Plug-in hybrid, all-electric, and fuel-cell electric vehicles purchased new in or after 2023 may be eligible for a federal income tax credit of up to $7,500.

What is the difference between hybrid and reverse hybrid entity? ›

A reverse hybrid entity is the “reverse” of a hybrid entity in that the entity is fiscally transparent for foreign tax purposes but not fiscally transparent for U.S. tax purposes. Entities that are treated the same for U.S. and foreign tax purposes are not “hybrid” entities.

How do I claim my hybrid on my taxes? ›

The IRS says that to claim the credit, the tax filer needs to complete Form 8936, Qualified Plug-in Electric Drive Motor Vehicle Credit (Including Qualified Two-Wheeled Plug-in Electric Vehicles) with their tax return and submit the vehicle identification number.

Is an LLC a hybrid entity? ›

An LLC is a hybrid entity that combines the liability protection of a corporation with the benefit of pass-through taxation of a partnership or sole proprietorship. The owner(s)/ investor(s) of an LLC are called members.

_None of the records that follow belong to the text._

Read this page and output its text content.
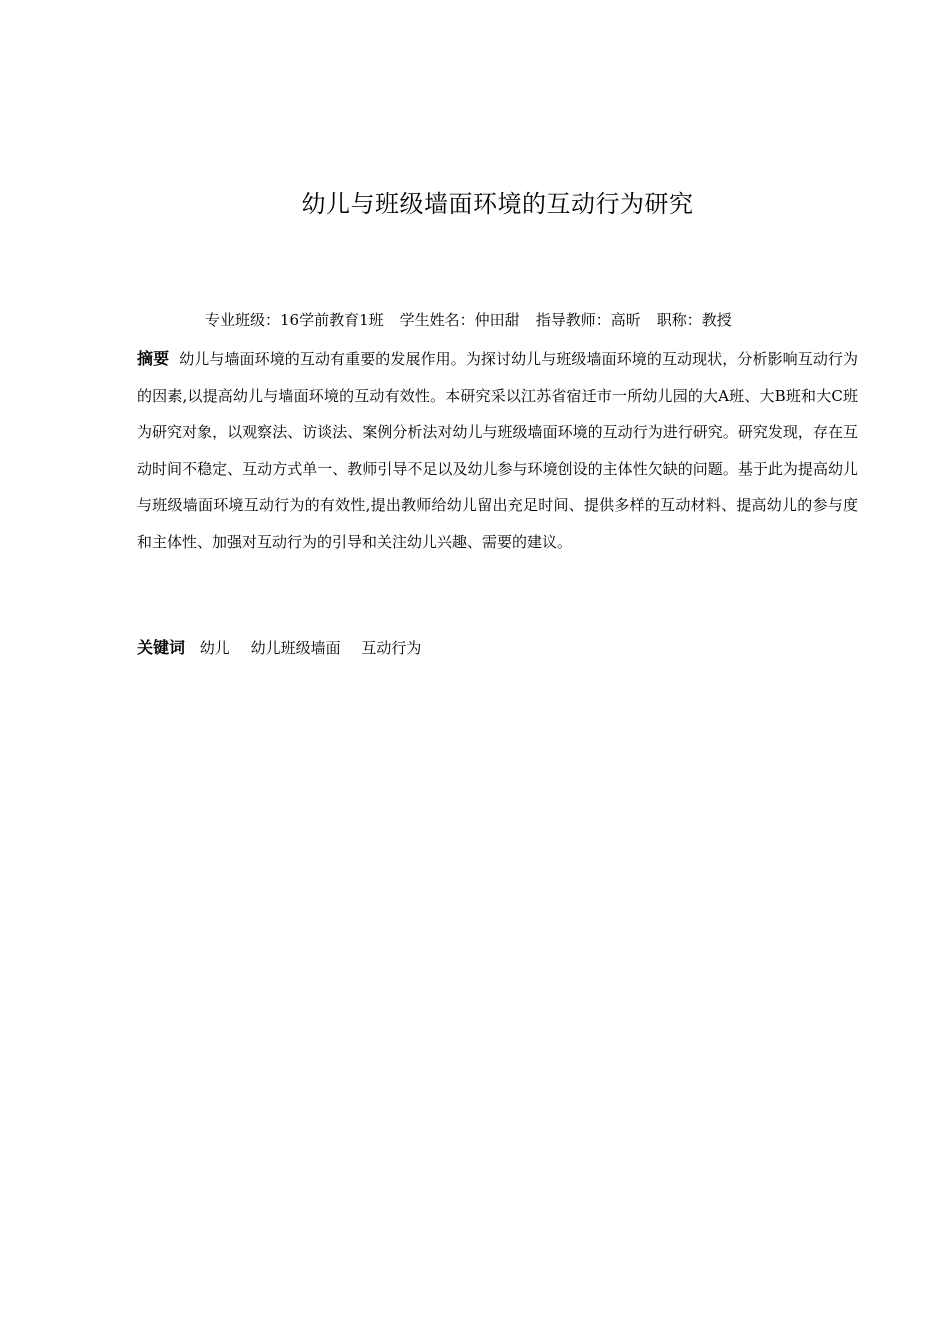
幼儿与班级墙面环境的互动行为研究
专业班级：16学前教育1班 学生姓名：仲田甜 指导教师：高昕 职称：教授

摘要 幼儿与墙面环境的互动有重要的发展作用。为探讨幼儿与班级墙面环境的互动现状，分析影响互动行为的因素,以提高幼儿与墙面环境的互动有效性。本研究采以江苏省宿迁市一所幼儿园的大A班、大B班和大C班为研究对象，以观察法、访谈法、案例分析法对幼儿与班级墙面环境的互动行为进行研究。研究发现，存在互动时间不稳定、互动方式单一、教师引导不足以及幼儿参与环境创设的主体性欠缺的问题。基于此为提高幼儿与班级墙面环境互动行为的有效性,提出教师给幼儿留出充足时间、提供多样的互动材料、提高幼儿的参与度和主体性、加强对互动行为的引导和关注幼儿兴趣、需要的建议。

关键词 幼儿 幼儿班级墙面 互动行为
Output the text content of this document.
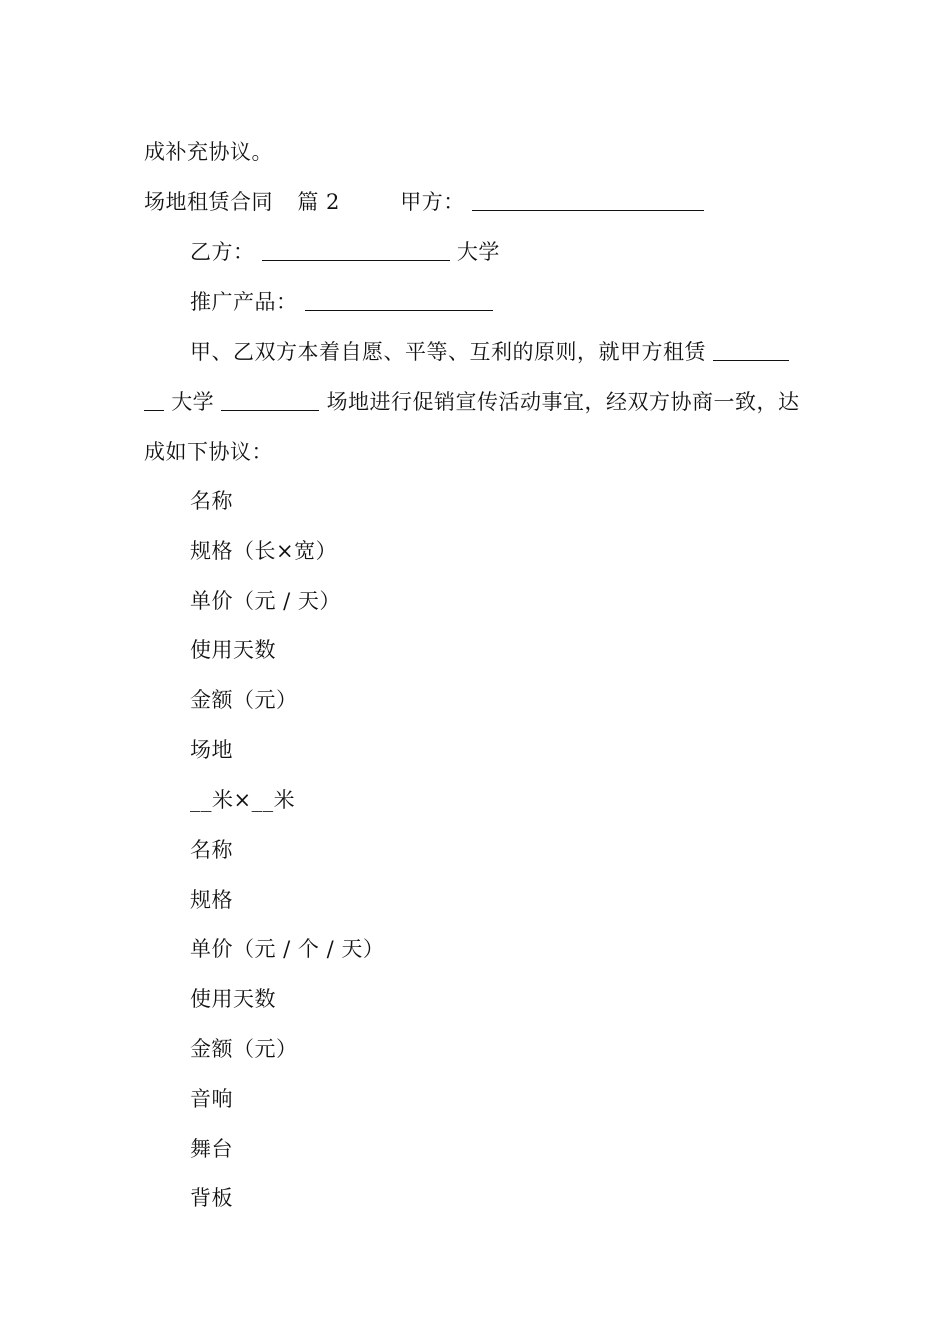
成补充协议。
场地租赁合同 篇 2	甲方：
乙方：	大学
推广产品：
甲、乙双方本着自愿、平等、互利的原则，就甲方租赁
大学	场地进行促销宣传活动事宜，经双方协商一致，达
成如下协议：
名称
规格（长×宽）
单价（元 / 天）
使用天数
金额（元）
场地
__米×__米
名称
规格
单价（元 / 个 / 天）
使用天数
金额（元）
音响
舞台
背板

What defines a reverse hybrid? ›

The reverse hybrid mismatch rules apply to an entity that is treated as transparent for tax purposes by the Member State in which it is incorporated or established, but which is regarded as a taxable person by the jurisdiction(s) in which one or more associated (as defined for reverse hybrid purposes) non-resident ...

What is hybrid reverse? ›

Reverse hybrids

A reverse hybrid is an entity where some or all of its income in its establishment country is treated as derived by its investors (i.e. tax transparent) and, in its investor country, is treated as derived by the entity itself.